Eye-Gaze Correction for Video Telecommunications

Producing a virtual video to maintain correct eye-gaze awareness

The lack of eye contact in desktop video teleconferencing substantially reduces the effectiveness of video contents. While expensive and bulky hardware is available on the market to correct eye gaze, researchers have been trying to provide a practical software-based solution to bring video-teleconferencing one step closer to the mass market. This paper presents a novel approach that is based on stereo analysis combined with rich domain knowledge (a personalized face model). This marriage is mutually beneficial. The personalized face model greatly improved the accuracy and robustness of the stereo analysis by substantially reducing the search range; the stereo techniques, using both feature matching and template matching, allow us to extract 3D information of objects other than the face and to determine the head pose in a much more reliable way than if only one camera is used. Thus we enjoy the versatility of stereo techniques without suffering from their vulnerability due to, e.g., lack of texture on faces. By emphasizing a 3D description of the scene on the face part, we synthesize virtual views that maintain eye contact using graphics hardware. Our current system is able to generate an eye-gaze corrected video stream at about 5 frames per second on a commodity PC.

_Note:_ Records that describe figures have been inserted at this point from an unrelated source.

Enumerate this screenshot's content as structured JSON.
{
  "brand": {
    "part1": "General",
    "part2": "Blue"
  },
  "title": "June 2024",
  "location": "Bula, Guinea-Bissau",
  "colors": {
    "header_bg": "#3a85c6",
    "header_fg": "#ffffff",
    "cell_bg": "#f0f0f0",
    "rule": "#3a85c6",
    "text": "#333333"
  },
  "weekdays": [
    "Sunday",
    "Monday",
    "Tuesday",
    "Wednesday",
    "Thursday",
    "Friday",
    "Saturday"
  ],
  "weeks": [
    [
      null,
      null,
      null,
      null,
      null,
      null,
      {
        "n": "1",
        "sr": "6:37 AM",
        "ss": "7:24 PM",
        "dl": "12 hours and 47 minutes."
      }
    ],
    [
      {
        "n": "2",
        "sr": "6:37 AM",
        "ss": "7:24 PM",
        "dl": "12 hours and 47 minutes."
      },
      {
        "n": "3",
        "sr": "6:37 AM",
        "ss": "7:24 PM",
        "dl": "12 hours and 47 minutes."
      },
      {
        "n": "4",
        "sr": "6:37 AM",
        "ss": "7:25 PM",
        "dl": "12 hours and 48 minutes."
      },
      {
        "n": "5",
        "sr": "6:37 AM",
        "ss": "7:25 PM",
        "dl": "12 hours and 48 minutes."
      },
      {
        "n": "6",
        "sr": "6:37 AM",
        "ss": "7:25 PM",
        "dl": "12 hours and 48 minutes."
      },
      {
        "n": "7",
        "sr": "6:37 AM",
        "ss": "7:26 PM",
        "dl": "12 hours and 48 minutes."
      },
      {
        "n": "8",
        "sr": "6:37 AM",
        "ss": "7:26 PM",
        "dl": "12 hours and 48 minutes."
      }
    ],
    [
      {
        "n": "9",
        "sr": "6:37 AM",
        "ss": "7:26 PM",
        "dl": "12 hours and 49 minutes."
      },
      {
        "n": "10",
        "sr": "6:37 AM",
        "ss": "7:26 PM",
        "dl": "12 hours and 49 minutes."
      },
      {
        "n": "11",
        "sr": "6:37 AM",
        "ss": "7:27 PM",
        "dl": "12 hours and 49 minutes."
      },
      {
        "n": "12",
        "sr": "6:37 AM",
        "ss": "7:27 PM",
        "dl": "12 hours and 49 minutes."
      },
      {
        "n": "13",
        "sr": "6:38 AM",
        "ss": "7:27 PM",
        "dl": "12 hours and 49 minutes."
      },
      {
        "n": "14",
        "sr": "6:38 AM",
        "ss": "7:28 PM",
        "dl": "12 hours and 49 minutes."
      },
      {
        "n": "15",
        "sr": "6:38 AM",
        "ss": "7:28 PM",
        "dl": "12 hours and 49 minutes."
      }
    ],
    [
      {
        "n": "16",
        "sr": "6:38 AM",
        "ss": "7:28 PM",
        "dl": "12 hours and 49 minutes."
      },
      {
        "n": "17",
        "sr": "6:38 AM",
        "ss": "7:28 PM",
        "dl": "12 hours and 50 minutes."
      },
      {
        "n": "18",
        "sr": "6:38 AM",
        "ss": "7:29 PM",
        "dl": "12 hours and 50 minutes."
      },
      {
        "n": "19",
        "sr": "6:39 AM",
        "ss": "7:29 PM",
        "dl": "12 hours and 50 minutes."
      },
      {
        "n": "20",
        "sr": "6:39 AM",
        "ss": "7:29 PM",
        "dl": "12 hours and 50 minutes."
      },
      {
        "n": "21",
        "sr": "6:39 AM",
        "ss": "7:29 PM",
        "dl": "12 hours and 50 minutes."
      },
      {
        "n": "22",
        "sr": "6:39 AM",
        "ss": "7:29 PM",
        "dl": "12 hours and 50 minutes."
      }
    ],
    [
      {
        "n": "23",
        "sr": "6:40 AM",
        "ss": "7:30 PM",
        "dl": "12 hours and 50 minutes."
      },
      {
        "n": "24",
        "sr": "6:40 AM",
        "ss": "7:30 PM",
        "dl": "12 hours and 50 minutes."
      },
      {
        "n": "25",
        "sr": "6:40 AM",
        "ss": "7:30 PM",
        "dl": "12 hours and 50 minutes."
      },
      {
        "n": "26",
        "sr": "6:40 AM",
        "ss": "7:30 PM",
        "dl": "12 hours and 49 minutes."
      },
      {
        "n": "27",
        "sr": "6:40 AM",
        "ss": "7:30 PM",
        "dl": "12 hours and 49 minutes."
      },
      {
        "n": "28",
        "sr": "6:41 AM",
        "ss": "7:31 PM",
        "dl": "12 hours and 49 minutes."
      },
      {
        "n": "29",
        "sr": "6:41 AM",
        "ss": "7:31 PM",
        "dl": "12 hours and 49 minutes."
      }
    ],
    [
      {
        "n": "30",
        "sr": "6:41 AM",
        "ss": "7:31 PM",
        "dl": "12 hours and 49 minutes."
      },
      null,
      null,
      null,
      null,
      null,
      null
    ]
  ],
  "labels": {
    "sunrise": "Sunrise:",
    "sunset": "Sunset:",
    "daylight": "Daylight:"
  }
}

R. Yang and Z. Zhang. "Eye Gaze Correction with Stereovision for Video Tele-Conferencing". In Proc. 7th European Conference on Computer Vision (ECCV2002), Volume II, pages 479-494, Copenhagen, Denmark, May 28-31, 2002. Also available as Technical Report MSR-TR-01-119.

R. Yang and Z. Zhang. Model-based Head Pose Tracking With Stereovision. In Proc. Fifth IEEE International Conference on Automatic Face and Gesture Recognition (FG2002), pages 255-260, Washington, DC, May 20-21, 2002. Also available as Technical Report MSR-TR-01-102.

R. Yang, and Z. Zhang, "Eye Gaze Correction With Stereovision for Video-Teleconferencing'', IEEE Trans. Pattern Analysis and Machine Intelligence, 26(7):956--960, 2004.